In fact, chief exec of Airbus, Tom Enders, said the aviation company planned to test prototypes by the end of the year.

“One hundred years ago, urban transport went underground,” he said at a tech conference in Germany.

“Now we have the technological wherewithal to go above ground.”

To make it so, three teams across the Airbus Group have taken on the project of delivering a different kind of air travel to what we’re used to with jetliners.

In a nutshell, they’re researching and developing ways to beat street-level traffic by using the airspace above it.
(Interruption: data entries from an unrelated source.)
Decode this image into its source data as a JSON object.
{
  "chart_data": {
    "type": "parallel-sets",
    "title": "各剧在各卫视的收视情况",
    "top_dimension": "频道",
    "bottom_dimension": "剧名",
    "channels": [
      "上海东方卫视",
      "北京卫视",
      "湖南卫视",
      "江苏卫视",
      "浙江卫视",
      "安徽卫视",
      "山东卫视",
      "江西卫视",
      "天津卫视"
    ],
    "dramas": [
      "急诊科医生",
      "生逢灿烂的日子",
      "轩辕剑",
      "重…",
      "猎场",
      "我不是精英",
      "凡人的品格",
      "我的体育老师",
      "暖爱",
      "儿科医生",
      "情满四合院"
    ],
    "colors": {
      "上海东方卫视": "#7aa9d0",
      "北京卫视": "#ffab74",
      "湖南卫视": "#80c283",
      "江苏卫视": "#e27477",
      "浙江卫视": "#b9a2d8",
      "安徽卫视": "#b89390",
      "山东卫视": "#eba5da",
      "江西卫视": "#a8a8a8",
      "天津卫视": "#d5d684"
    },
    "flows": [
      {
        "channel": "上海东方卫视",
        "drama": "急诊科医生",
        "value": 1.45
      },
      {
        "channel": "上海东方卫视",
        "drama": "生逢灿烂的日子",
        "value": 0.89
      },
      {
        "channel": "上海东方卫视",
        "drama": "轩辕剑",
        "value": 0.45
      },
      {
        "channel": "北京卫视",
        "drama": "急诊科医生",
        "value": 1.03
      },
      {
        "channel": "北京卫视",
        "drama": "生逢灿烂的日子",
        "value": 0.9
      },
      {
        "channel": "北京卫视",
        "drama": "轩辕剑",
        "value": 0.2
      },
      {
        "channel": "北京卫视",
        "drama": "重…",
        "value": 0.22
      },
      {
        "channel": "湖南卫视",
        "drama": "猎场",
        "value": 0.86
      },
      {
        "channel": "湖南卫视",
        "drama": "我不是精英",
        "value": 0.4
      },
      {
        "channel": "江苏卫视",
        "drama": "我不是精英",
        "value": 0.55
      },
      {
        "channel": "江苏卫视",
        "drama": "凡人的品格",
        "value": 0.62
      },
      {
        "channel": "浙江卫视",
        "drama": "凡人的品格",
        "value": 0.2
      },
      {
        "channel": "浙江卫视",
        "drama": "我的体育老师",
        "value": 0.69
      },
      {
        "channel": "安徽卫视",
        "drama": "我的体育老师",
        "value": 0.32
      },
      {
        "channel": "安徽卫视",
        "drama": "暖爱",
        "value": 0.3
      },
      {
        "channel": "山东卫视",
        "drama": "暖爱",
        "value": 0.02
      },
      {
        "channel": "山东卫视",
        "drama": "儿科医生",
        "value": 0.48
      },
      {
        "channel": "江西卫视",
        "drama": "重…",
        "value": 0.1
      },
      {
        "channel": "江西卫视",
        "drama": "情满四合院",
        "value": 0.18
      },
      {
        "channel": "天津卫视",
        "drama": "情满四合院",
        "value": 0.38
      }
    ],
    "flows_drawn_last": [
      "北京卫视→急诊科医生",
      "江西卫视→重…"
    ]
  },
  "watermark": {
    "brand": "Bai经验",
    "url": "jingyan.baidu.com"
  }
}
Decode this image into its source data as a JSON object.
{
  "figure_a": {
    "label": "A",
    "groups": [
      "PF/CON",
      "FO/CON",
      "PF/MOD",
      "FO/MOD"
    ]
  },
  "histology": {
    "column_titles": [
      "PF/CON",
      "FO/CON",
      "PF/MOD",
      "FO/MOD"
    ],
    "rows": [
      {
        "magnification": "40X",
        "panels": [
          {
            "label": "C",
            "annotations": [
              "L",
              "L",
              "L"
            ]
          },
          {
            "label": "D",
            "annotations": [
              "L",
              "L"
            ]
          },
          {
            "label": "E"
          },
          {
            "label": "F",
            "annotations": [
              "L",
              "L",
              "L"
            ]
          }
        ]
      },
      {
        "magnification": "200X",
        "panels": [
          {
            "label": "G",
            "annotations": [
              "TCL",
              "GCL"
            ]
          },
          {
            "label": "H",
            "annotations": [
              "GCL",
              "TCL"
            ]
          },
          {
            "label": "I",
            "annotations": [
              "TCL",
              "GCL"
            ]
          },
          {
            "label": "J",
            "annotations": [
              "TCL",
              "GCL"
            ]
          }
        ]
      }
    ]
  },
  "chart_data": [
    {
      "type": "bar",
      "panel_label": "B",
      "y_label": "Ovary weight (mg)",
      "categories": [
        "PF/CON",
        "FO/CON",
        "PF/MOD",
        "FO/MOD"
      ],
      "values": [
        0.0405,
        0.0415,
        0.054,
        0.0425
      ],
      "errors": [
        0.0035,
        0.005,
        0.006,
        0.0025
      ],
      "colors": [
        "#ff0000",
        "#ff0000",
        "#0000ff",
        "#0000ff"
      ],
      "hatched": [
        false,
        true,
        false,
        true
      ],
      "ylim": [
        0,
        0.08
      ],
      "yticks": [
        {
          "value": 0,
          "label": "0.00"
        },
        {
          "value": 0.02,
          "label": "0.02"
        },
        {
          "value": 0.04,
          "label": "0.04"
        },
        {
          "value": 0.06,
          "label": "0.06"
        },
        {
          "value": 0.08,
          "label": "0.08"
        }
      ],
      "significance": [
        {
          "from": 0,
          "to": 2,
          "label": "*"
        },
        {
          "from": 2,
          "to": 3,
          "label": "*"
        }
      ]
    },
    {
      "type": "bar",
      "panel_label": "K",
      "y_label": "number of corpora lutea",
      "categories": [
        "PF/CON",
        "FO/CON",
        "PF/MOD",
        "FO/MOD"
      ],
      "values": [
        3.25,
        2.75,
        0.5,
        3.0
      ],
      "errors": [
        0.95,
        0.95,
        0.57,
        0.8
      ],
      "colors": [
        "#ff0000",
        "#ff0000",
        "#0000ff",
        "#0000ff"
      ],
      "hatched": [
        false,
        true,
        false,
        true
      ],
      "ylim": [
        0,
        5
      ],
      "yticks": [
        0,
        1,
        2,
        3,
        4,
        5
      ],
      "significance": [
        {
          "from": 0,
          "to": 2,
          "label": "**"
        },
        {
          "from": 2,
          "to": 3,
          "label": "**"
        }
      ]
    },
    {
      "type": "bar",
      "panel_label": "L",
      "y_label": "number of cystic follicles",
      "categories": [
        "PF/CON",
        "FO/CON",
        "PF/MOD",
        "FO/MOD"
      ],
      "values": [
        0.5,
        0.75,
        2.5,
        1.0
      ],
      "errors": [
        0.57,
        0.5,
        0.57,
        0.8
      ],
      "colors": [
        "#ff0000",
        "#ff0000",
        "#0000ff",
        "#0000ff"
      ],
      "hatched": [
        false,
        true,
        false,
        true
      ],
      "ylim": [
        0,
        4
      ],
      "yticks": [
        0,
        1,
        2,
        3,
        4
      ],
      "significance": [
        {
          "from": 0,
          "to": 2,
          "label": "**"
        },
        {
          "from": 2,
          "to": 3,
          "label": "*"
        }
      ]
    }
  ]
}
Or, as one team put it, “define the future of flight.” Ambitious mission statements aside, they’re trying to create a future where you can use your phone to book a cross-town ride in a helicopter-car thingy that flies itself.

Yep, that’s right – to make sure the future of flying cars doesn’t end up in a giant, sky-borne explosion, Airbus wants to use the latest autonomous and AI tech to take personal travel to the skies.

The big ideas being bandied about at the moment include a kind of flying bus, where you could use an app to book a seat in an autonomous heli-van. Which sounds like just the thing to get you home after a big night on the town.

Another plan revolves around flying autonomous cars with just one or two seats, akin to an airborne chauffeur. Again, it’d be booked via an app, in the grand Uber tradition.

Finally, there’s a plan to create an autonomous airborne delivery service, where drones – and the architecture to keep them in the sky and out of hedges, jet engines and pedestrians’ faces – would be sold to companies like DHL and Amazon.

As we understand it, Airbus (being an aeronautical concern) is convinced that the future of transport is up in the air. And we’re inclined to agree.